Application of ^{81}Kr to the Floridan Aquifer revealed freshwater recharge from the Last Glacial Period. Additionally, it detected fossil seawater predating the Last Glacial Maximum, indicating slow seawater movement and a limited but significant exchange of solutes with the ocean, contributing to the aquifer's dolomitization.

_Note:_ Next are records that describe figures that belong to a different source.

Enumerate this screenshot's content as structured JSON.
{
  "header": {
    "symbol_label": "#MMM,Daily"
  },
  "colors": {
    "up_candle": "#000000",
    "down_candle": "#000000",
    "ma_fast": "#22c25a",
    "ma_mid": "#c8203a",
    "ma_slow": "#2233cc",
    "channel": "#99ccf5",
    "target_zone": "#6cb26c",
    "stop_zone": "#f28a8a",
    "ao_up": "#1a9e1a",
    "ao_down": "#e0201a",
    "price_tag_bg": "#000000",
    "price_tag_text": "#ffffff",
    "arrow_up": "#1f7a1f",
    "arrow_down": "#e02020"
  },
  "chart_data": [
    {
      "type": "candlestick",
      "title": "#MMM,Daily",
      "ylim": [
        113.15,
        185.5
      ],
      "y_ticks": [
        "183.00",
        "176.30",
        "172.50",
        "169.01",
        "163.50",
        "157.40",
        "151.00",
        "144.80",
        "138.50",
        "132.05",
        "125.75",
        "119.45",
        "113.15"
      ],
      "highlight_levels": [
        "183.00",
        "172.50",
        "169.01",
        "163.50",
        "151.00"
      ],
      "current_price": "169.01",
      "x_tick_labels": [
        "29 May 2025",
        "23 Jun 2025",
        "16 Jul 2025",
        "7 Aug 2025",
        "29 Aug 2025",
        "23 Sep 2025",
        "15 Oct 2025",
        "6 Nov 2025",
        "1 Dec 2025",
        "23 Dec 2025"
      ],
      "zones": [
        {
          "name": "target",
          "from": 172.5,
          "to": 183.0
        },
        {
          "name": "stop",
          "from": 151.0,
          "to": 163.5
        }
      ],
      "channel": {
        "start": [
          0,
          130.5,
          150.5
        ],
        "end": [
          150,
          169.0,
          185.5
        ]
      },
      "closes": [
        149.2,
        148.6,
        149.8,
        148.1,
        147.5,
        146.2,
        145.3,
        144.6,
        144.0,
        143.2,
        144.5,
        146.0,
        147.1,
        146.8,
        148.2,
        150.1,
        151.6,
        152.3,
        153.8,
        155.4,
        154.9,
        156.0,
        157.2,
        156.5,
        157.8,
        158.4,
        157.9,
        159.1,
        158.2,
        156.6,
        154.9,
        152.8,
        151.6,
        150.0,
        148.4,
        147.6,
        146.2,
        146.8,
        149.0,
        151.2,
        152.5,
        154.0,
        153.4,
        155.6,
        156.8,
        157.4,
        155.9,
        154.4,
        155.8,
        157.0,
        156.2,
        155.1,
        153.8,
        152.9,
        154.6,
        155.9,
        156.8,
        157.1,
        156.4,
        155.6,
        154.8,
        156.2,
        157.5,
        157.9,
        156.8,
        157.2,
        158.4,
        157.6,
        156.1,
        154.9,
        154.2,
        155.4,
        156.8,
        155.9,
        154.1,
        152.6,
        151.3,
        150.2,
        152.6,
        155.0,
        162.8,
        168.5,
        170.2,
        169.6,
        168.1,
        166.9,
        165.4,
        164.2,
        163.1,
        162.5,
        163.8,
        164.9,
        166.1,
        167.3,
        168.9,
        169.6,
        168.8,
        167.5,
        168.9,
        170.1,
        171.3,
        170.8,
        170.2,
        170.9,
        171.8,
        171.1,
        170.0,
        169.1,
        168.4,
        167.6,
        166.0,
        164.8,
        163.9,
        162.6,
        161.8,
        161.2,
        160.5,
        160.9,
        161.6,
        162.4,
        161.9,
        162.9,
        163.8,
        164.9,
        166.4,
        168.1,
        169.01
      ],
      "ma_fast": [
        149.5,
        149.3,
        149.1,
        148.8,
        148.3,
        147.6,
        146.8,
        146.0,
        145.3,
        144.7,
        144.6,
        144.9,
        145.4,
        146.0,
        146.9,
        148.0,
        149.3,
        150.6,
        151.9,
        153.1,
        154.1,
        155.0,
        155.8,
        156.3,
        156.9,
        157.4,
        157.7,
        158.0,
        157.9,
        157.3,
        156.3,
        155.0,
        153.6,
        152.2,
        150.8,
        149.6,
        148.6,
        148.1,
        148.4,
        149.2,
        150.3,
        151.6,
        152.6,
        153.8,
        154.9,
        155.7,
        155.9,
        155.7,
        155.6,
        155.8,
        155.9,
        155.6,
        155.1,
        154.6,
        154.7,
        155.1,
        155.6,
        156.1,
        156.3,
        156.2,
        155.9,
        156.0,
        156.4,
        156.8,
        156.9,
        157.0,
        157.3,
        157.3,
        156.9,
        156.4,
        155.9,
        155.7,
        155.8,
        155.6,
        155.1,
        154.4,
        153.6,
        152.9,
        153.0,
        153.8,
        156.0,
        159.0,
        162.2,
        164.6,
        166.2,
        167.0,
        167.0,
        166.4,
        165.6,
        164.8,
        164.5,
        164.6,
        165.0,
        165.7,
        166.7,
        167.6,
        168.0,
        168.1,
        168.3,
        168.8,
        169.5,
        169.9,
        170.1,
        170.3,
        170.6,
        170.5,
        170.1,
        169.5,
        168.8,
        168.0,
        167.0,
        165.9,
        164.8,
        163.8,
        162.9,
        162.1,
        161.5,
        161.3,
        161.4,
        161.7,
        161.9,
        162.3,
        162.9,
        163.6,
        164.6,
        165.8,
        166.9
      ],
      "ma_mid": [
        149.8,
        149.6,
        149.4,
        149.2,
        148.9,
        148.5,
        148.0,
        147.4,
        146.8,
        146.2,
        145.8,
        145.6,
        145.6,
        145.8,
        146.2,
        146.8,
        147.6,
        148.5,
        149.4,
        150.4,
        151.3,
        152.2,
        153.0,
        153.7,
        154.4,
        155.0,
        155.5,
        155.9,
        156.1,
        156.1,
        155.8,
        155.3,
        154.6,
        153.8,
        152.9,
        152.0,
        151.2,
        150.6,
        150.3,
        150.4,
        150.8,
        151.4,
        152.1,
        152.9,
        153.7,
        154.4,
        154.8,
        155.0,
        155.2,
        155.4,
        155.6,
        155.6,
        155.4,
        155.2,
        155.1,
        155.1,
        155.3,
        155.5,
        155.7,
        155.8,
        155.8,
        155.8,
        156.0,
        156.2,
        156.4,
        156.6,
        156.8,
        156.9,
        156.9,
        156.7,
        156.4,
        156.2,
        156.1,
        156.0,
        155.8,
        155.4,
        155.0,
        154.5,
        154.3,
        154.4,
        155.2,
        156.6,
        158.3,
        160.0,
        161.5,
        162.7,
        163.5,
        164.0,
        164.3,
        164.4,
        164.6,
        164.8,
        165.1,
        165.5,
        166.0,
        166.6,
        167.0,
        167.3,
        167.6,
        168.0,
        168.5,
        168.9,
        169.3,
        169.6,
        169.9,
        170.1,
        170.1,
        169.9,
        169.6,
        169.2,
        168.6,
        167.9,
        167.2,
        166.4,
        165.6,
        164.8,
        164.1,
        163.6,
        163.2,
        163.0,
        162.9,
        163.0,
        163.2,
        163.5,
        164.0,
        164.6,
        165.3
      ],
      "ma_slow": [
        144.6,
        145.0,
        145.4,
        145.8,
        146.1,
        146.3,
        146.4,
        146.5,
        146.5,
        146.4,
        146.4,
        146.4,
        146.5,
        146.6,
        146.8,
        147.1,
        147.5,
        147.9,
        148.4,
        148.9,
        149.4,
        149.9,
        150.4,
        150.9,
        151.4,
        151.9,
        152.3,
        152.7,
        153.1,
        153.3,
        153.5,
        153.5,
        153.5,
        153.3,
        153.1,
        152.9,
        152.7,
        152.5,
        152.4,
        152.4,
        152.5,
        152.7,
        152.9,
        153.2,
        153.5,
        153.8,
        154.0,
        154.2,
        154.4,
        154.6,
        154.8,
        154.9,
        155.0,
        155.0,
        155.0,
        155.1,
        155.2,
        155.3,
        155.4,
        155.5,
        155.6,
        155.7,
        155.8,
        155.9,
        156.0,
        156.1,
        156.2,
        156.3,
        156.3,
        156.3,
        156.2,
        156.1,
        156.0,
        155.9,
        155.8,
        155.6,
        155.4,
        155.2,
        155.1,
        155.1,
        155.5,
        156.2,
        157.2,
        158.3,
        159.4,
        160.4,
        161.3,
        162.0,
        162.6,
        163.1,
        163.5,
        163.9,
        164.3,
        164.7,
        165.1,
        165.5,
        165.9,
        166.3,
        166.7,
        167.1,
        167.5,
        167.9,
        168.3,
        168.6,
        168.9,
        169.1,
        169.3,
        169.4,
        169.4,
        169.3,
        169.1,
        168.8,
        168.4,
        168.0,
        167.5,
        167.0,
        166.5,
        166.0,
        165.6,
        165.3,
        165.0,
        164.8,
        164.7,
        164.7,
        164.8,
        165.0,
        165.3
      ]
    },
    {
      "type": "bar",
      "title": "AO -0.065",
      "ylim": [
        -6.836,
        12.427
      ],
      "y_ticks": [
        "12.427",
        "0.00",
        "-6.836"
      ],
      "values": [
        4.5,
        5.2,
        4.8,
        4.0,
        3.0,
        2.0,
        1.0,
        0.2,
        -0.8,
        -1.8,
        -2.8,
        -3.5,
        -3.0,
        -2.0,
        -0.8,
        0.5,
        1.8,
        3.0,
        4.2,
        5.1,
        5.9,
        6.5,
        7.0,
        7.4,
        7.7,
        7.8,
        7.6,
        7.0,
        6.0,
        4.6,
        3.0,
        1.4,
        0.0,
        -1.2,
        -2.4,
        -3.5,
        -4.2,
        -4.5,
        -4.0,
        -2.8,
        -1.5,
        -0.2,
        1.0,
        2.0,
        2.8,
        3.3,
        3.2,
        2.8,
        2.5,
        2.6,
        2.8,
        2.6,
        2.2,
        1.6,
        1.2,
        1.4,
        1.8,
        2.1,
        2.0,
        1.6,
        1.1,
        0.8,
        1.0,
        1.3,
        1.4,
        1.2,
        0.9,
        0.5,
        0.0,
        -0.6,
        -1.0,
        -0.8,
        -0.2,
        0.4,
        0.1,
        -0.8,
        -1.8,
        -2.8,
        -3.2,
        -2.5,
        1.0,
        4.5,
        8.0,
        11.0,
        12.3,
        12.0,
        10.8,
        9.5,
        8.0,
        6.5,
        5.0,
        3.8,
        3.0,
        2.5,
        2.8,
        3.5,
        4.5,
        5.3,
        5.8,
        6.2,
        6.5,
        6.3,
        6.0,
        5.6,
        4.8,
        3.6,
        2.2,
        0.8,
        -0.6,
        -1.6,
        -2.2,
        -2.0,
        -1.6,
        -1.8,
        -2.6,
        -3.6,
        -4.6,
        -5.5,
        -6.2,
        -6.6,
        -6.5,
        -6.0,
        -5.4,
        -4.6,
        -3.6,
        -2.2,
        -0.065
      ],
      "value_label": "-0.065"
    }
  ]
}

Yokochi also conducted experiments aimed at understanding how volatile elements are trapped in ices under conditions relevant to the formation of comets and icy moons. The results of those experiments showed that ice surfaces have heterogeneous adsorption energies, influenced by initial ice-deposition temperatures and thermal annealing. Adsorption sites with higher energy play a significant role at low pressures and higher temperatures, conditions relevant to the protosolar nebula. The experiments also showed that gas trapping occurs primarily through the burial of gas adsorbed on newly formed ice surfaces. Yokochi's experiments indicate that the formation temperature of comet 67P/Churyumov-Gerasimenko, as suggested by the observed Ar/H_{2}O ratio, was around 40 K.

Yokochi contributed to the analysis of gases in samples returned from the Ryugu asteroid by JAXA's Hayabusa2 mission.

=== Awards and recognition ===
Yokochi received the Young Scientist Award from the Geochemistry Research Association of Japan in 2012; the same year, she was also named a NASA Planetary Science Early Career Fellow.

== Personal life ==
Reika Yokochi was married to Nicolas Dauphas, a fellow planetary scientist; the couple has two children. She died on February 17, 2024 from EGFR-driven lung cancer, a disease that disproportionately affects nonsmoking women of East asian ancestry. Air pollution by particles less than 2.5 microns in diameter seems to be a factor contributing to the onset of EGFR-driven lung cancer.